BMC Software Inc., a maker of programs that help companies update servers and personal computers, fell after forecasting fiscal 2013 profit that missed analysts’ estimates, a sign it’s struggling to clinch big contracts.
The shares declined 6.2 percent to $41.71 at the close in New York, the biggest decline since October 2011. The Houston-based company said yesterday that profit excluding some items will be $3.35 to $3.45 a share for fiscal 2013, which ends in March. That’s less than BMC’s prior forecast of $3.49 to $3.59 and trails analysts’ average $3.56 projection, according to data compiled by Bloomberg.
Activist shareholder Elliott Associates LP pressed BMC to consider a sale last year, unsettling customers and making it harder for the company to clinch deals, BMC Chief Executive Officer Bob Beauchamp told analysts on a conference call yesterday. The company had two large contract renewals pushed to the March quarter from the December period, crimping results.
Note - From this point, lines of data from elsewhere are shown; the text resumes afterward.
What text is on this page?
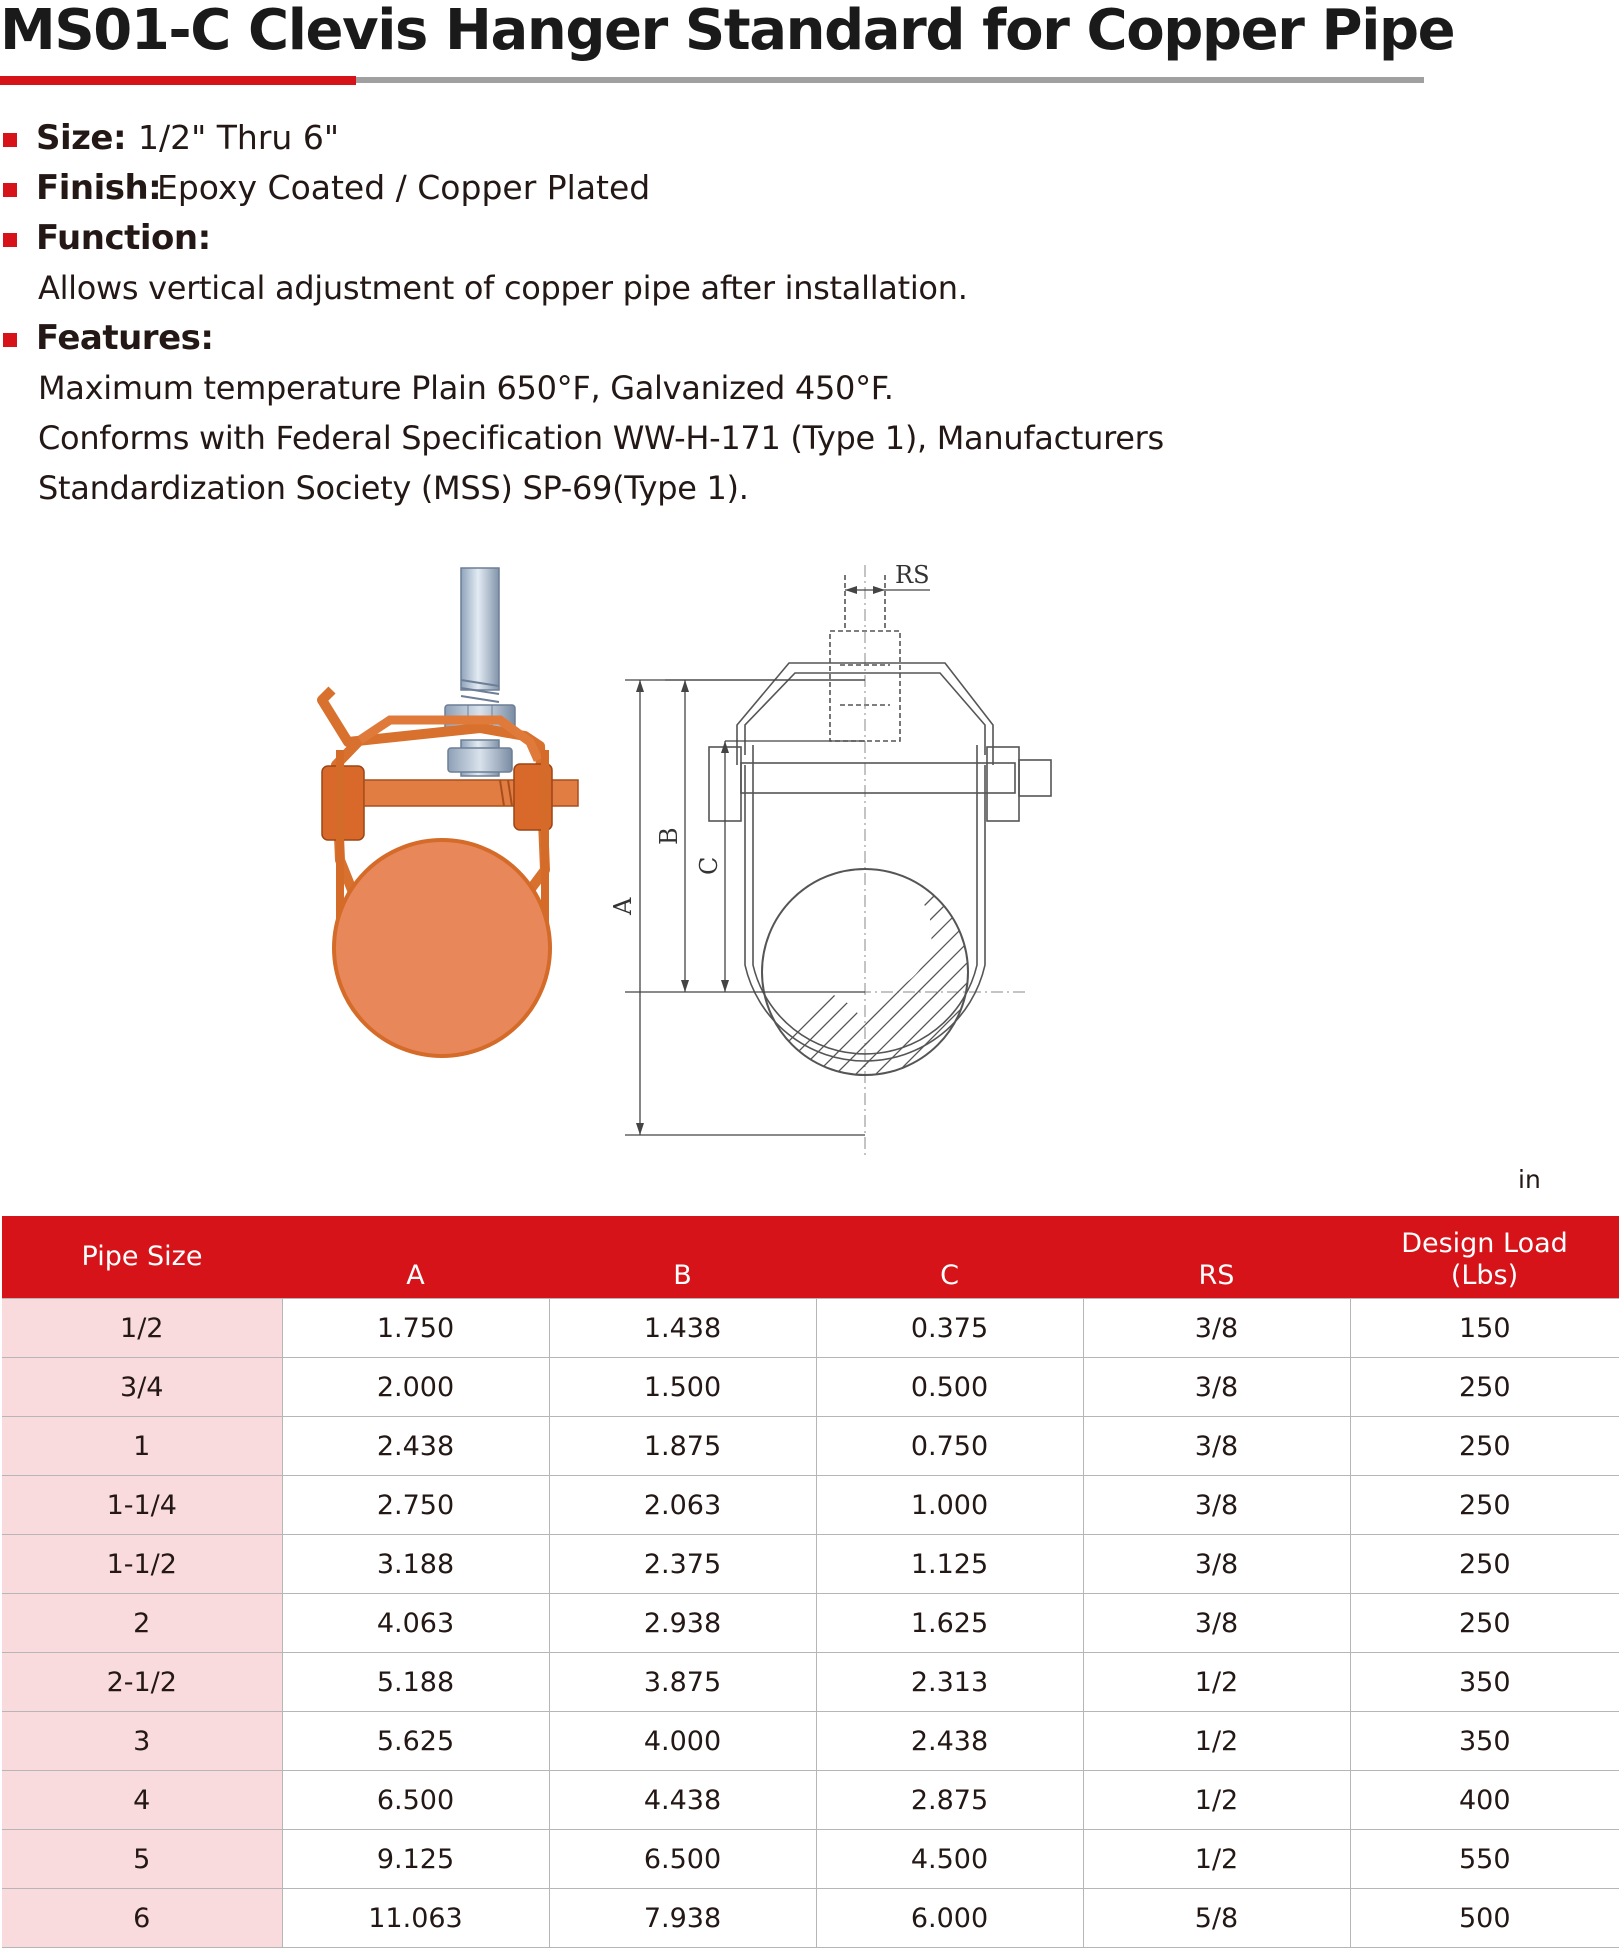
MS01-C Clevis Hanger Standard for Copper Pipe
Size: 1/2" Thru 6"
Finish:
Epoxy Coated / Copper Plated
Function:
Allows vertical adjustment of copper pipe after installation.
Features:
Maximum temperature Plain 650°F, Galvanized 450°F.
Conforms with Federal Specification WW-H-171 (Type 1), Manufacturers
Standardization Society (MSS) SP-69(Type 1).
RS
A
B
C
in
Pipe Size	A	B	C	RS	Design Load
(Lbs)
1/2	1.750	1.438	0.375	3/8	150
3/4	2.000	1.500	0.500	3/8	250
1	2.438	1.875	0.750	3/8	250
1-1/4	2.750	2.063	1.000	3/8	250
1-1/2	3.188	2.375	1.125	3/8	250
2	4.063	2.938	1.625	3/8	250
2-1/2	5.188	3.875	2.313	1/2	350
3	5.625	4.000	2.438	1/2	350
4	6.500	4.438	2.875	1/2	400
5	9.125	6.500	4.500	1/2	550
6	11.063	7.938	6.000	5/8	500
“BMC underperformed across all metrics for the quarter,” and deals in the mainframe and server-software businesses didn’t get closed, Abhey Lamba, an analyst at Mizuho Securities USA Inc., wrote in a research report. “Despite having completed its accelerated share repurchase program, the company lowered its EPS target for the year, which is clearly disappointing.”
The company said it needs to be “more consistent and disciplined” in the way it secures big contracts, according to the statement. Management is “scrutinizing the entire company to improve our operational discipline,” Beauchamp said.
BMC added board members and initiated a $1 billion share buyback to assuage Elliott’s complaints that it wasn’t doing enough to maximize shareholder value. Competitors are “aggressively” capitalizing on the pressure by Elliott, prompting many customers to seek personal visits from BMC management before completing purchases, Beauchamp said.
Beauchamp said during a conference call with analysts that he’s undertaking an operational review aimed at directing spending toward better performing products to increase earnings, cash flow and operating margin amid low revenue growth. The company is trying to improve profitability even as revenue this year is projected to grow in the low single digits.
Web-delivered software, cloud-computing management products and tools for managing mobile devices are selling well and will get a greater share of investment compared with underperforming products, he said.
“We’re going to find a way to move funds to these growth areas,” Beauchamp said. “It’s just moving faster.”
BMC kicked off the review after the end of the quarter on Dec. 31, according to Mark Stouse, a spokesman.